Back to collecting and curating. Arranging and rearranging, appropriating and who has the "better artifacts." This, to me, seems to be a form of shopping. Nothing wrong with shopping, but let's not call it art. All the pieces already exist in the world. The only thing the curator/shopper is doing is putting them side-by-side. Found poetry, for instance, is a thing. But it must be transformed. You can't just pick out the phrases you like and put them together, summarizing the author's original intent. You have to make the words mean something entirely new. Transformation, which is the key element in making art, is barely there, and if it is it's on the surface. Our cultural soul needs depth, not surface.

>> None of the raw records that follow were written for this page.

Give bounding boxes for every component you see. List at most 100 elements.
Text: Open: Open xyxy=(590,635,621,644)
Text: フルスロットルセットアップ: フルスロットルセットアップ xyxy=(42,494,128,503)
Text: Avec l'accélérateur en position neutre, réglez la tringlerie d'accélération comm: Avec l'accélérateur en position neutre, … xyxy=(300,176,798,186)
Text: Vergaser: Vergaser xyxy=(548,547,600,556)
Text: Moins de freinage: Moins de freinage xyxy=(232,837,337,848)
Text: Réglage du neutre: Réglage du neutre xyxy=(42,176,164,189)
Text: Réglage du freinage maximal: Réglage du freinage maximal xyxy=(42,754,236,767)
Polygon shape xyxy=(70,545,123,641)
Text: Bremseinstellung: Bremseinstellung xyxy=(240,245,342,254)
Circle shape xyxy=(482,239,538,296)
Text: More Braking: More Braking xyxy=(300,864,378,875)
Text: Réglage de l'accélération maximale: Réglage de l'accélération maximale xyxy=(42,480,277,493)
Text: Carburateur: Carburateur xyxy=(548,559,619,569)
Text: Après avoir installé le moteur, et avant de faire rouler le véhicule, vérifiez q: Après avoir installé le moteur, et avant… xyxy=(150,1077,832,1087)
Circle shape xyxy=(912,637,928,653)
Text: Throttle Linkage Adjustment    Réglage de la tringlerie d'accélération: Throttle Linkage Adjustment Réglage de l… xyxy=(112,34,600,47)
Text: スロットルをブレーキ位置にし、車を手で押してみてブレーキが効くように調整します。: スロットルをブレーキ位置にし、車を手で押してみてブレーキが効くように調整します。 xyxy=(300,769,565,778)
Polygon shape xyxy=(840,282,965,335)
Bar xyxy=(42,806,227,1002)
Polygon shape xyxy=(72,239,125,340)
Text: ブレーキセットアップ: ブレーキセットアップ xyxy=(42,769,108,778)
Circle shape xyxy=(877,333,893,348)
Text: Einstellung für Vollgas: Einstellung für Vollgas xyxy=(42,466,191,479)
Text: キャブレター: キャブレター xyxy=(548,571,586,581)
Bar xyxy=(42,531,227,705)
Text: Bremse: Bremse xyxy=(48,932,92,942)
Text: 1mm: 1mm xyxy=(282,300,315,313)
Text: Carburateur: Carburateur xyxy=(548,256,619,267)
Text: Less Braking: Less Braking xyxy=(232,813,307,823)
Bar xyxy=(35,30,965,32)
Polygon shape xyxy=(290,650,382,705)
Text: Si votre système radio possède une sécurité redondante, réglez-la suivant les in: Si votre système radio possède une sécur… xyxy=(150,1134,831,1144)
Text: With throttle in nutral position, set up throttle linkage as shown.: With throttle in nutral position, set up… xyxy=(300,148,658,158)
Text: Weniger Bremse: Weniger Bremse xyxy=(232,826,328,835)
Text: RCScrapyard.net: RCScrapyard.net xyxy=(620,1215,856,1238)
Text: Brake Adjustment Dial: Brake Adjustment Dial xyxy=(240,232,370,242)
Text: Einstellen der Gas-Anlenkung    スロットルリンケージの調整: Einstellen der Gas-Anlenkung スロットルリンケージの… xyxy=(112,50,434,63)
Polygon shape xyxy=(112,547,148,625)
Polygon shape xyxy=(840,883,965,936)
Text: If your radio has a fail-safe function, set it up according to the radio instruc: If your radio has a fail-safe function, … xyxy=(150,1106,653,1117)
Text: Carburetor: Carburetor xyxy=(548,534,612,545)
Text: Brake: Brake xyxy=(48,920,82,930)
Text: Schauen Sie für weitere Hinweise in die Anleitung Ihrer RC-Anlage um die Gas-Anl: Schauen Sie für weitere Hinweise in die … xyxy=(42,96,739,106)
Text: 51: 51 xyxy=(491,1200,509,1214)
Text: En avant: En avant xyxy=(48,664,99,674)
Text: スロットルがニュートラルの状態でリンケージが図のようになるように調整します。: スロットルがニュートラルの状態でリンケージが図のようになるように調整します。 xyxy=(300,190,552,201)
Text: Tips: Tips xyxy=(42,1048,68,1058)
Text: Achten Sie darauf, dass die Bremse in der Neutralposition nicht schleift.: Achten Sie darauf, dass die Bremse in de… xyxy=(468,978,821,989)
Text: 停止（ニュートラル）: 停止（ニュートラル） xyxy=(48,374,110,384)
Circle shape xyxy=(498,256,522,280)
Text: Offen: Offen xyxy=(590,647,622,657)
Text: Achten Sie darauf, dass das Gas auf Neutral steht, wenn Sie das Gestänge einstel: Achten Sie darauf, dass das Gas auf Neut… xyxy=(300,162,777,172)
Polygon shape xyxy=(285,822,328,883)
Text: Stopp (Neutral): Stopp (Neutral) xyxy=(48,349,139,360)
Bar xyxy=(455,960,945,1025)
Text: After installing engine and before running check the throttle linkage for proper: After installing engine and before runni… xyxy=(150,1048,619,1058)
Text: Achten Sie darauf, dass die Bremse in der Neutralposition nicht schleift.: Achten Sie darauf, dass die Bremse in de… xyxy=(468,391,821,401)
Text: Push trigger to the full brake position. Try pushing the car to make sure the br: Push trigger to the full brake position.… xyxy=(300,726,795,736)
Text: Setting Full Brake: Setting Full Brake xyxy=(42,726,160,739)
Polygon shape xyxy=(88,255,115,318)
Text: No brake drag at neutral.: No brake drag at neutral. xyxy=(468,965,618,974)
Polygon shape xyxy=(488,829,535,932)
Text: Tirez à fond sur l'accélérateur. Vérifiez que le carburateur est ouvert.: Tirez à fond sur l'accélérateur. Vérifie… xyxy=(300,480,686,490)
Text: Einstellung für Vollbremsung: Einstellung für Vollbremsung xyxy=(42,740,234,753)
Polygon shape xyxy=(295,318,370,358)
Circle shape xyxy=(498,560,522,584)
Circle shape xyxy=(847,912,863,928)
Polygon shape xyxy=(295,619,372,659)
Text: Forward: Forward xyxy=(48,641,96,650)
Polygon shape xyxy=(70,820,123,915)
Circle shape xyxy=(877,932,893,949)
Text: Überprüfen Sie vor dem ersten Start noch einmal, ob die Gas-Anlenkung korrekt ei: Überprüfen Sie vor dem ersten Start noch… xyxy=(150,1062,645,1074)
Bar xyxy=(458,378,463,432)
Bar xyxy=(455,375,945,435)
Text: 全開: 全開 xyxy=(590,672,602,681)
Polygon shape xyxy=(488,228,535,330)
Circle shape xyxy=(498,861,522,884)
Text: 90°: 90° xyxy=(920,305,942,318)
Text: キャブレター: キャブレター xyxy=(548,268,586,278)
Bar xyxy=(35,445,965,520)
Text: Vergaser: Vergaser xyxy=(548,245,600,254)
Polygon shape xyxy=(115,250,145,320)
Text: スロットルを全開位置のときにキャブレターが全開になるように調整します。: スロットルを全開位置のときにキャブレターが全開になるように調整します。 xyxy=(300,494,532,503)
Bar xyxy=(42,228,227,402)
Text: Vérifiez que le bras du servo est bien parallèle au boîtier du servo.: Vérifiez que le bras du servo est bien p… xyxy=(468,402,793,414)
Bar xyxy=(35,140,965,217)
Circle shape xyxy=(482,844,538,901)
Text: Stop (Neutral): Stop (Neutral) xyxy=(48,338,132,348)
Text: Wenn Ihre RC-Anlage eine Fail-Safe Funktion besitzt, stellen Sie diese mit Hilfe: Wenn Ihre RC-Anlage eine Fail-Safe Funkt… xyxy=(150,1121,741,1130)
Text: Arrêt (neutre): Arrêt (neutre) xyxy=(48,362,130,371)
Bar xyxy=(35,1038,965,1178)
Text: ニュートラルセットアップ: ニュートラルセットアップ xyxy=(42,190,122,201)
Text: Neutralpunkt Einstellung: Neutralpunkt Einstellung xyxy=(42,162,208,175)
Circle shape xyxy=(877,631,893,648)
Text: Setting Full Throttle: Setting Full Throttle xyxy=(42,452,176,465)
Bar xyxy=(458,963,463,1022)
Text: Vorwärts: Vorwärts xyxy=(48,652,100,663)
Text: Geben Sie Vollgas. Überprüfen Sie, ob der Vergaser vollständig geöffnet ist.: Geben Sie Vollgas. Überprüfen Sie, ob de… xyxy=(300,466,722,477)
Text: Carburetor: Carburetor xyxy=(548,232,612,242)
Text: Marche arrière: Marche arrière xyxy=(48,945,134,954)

Let's focus on the other words Goldsmith used in referring to an educated person: "a curious person." Artists, makers, curious people can make things happen. David Brooks writes in the recent article, "How Artists Change the World," that artists can "retrain the imagination" and change how our society sees the world, really make the world better by giving us new images to enlighten us. He believes this creative vision is important. Work that has meaning comes from inside, from dreams, visions, experiments, and curiosity. We have to continue to be curious and to get our hands dirty to grow, learn, and make new discoveries and new art. It's called work. That's what it takes. Can everyone make art, write poetry? Maybe not. But anyone can put in the work, practice, dream, and try. In this way, we don't have to settle for what's already out there and rearrange it. We can work toward creating new art that is even better. You decide.